Fletcher Hanks: comics weirdo

I admit to being both ignorant of and fascinated by superhero comics--never read 'em as a kid, and am utterly daunted by the DC/Marvel decades of shifting mythology, but gosh they can be fun (and yeah, I prefer "fun" to "gritty." Which is why I prefer Superman to Batman. And the Flash to either). They can also be weird as all get-out, particularly in the embryonic early days (late 1930s-early 1940s). And I have it on good authority that no one was weirder than Fletcher Hanks, whose complete works can be found in the Fantagraphics volumes I Shall Destroy all the Civilized Planets! and You Shall Die By Your Own Evil Creation!.

Hanks wrote and drew for two years, 1939 to 1941, and then disappeared--apparently to a life of itinerant alcoholism--but he left behind comics which are stupefying in their brutal simplicity.

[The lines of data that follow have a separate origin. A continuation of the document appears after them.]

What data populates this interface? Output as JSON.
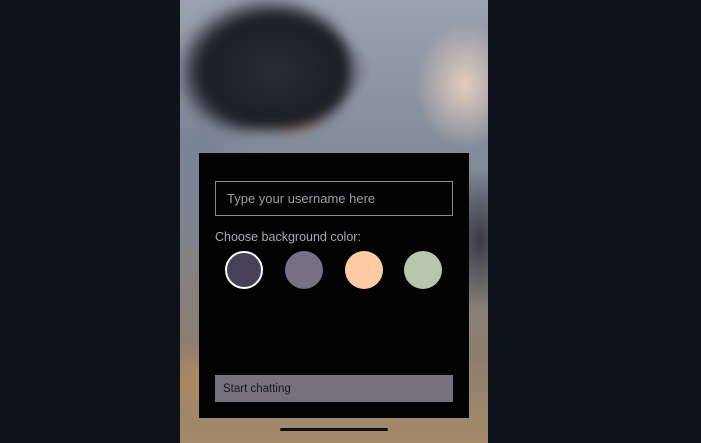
{
  "start_screen": {
    "username_placeholder": "Type your username here",
    "username_value": "",
    "color_label": "Choose background color:",
    "colors": [
      {
        "name": "dark-purple",
        "hex": "#474157",
        "selected": true
      },
      {
        "name": "gray-purple",
        "hex": "#757083",
        "selected": false
      },
      {
        "name": "peach",
        "hex": "#FFCBA4",
        "selected": false
      },
      {
        "name": "sage-green",
        "hex": "#B9C6AE",
        "selected": false
      }
    ],
    "start_button_label": "Start chatting"
  }
}
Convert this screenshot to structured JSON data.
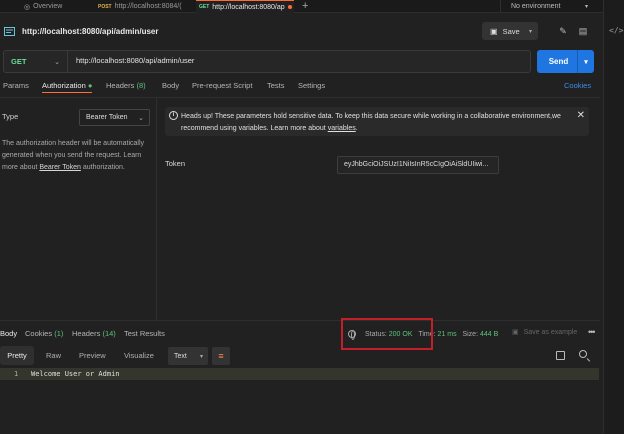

Here's the usual plot: villain up to no good (alien, rogue scientist, fifth column) manages to put his evil plan into motion for long enough to kill quite a lot of innocent people before one of Hanks' bizarre heroes shows up and puts a poetic-justice stop to it. His two favorite good guys are Stardust, a space wizard who's also a crimefighter, and Fantomah, an ostensibly beautiful damsel and protector of the jungle who, uh, turns into a skull when she's angry. But then there's also several stories featuring Big Red McClane, who's just a logger who punches people a lot, kind of a bulkier Mark Trail without any pretense of loving nature.

The most confounding thing about Hanks' comics is how completely unappealing they are. The art is clunky, the characters deformed, the colors are garish, the writing strewn with deus ex machina (usually in the form of "rays"--disintegrating, anti-gravity, oxygen-destroying, etc.). And yet, I kept reading, and  I don't think comics historians are wrong for calling him a genius and a visionary. What's there, I think, is a mind totally uncluttered by influence--an unsophisticated, kitchen-sink kind of mind, playing with a sort of frantic delight with this new medium, just throwing things at the panels to see if they stick. Even the way he draws people--just barely recognizable as human through our brain's awesome trick of pareidolia--grows on you, especially the corrugated masks of his villains (at first, with my Old-Timey Media goggles on, I'm like, "Is this racist somehow?" but I think it's more misanthropic) and the way Stardust can grab said baddies by the shoulder and just crumple up their bodies like a coat. Essentially: Hanks' comics are fun in a pure, childlike way, like running around with your arms out pretending to be an airplane or stomping about making T-rex noises (which I certainly never do when I'm grumpy. Ask anybody!). Exactly what I look for in a superhero comic.